The audio is weirdly messed up

  • raphlinus 2 days ago

    Yes, sorry about that. We had tech issues, and did the best we could with the audio that was captured.

MangoToupe 2 days ago

prolog?

  • icandoit 9 hours ago

    There is the logical system that turns prolog into SQL. Something like this might be useful for nuero symbolic computing. Graph languages like cypher seem a lot more limited.

  • jolt42 a day ago

    Now you are backtracking (pun intended).

dandanua 2 days ago

I think a good parallel language will be the one that takes your code written with tasks and channels, understands its logic, rewrites and compiles it in the most efficient way.

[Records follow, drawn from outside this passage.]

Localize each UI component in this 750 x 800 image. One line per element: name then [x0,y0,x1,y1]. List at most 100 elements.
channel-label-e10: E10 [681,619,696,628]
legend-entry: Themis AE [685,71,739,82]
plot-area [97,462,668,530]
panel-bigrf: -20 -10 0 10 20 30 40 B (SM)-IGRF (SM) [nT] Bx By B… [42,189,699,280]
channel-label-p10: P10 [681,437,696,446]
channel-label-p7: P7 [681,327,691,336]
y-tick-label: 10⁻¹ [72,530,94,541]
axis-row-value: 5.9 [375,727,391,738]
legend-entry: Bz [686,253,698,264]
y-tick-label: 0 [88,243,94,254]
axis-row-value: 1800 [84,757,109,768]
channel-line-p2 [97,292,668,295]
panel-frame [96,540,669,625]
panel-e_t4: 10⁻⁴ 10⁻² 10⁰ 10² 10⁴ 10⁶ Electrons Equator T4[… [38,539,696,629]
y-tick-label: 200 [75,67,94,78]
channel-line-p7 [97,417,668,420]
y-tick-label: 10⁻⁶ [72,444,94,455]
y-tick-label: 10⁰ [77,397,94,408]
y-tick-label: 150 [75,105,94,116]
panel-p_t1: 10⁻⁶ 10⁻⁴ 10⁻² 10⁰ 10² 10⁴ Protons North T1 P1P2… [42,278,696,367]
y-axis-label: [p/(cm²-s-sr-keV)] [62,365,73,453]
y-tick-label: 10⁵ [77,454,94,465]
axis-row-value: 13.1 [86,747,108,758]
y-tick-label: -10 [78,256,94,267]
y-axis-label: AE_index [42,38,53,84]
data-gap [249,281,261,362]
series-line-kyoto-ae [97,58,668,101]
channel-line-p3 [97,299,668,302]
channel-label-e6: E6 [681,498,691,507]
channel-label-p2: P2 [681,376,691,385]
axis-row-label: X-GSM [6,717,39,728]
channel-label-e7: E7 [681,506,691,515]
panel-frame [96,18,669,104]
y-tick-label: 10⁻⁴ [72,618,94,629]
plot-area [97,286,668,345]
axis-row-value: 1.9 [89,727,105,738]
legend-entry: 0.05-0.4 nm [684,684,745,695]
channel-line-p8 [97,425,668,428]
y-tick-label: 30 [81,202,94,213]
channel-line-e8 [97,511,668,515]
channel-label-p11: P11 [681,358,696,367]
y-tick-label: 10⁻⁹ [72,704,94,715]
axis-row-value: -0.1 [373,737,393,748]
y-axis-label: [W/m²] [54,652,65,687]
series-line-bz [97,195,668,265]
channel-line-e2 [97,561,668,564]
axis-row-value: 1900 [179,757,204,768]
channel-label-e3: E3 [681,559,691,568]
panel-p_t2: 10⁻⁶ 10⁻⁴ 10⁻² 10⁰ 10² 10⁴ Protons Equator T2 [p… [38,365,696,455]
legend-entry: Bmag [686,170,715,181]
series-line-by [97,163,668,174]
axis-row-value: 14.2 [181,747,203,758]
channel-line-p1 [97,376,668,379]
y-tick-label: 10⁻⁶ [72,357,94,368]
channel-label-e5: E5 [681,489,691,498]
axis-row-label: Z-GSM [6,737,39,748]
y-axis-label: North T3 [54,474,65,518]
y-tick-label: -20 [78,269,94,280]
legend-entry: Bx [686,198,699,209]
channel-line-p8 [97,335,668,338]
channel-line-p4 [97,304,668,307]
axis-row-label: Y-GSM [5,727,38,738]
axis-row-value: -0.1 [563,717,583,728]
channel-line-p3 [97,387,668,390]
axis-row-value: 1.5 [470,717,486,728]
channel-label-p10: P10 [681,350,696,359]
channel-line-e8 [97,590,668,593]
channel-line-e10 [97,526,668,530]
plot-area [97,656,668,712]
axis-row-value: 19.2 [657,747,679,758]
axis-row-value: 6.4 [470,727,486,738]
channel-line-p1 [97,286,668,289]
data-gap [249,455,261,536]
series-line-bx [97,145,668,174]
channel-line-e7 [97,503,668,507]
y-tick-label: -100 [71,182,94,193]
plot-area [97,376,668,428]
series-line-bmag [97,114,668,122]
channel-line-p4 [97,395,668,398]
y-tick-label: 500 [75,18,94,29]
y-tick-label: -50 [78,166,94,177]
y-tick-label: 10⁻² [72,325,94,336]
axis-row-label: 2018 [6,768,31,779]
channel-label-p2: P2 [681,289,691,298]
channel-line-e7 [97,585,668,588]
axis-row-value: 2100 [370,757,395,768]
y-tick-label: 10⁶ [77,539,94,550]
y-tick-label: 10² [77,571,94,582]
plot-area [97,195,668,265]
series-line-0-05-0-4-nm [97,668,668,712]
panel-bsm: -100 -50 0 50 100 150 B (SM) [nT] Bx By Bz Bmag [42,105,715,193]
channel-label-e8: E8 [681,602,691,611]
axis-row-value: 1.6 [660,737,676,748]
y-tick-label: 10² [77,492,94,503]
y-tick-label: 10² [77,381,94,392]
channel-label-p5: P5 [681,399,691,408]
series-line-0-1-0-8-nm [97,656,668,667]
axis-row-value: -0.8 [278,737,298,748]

I don't feel that I have to write something harder than that as a pity human.

  • convolvatron 2 days ago

    mapping from channels to SIMD seems kind of intractable, its a kind of lifting that involves looking across the producers and the consumers.

    going the other direction, making channel runtimes run SIMD, is trivial

cubefox 2 days ago

Unfortunately his microphone did not cooperate.

swatson741 2 days ago

So he wants a good parallel language? What's the issue? I haven't had problems with concurrency, multiplexing, and promises. They've solved all the parallelism tasks I've needed to do.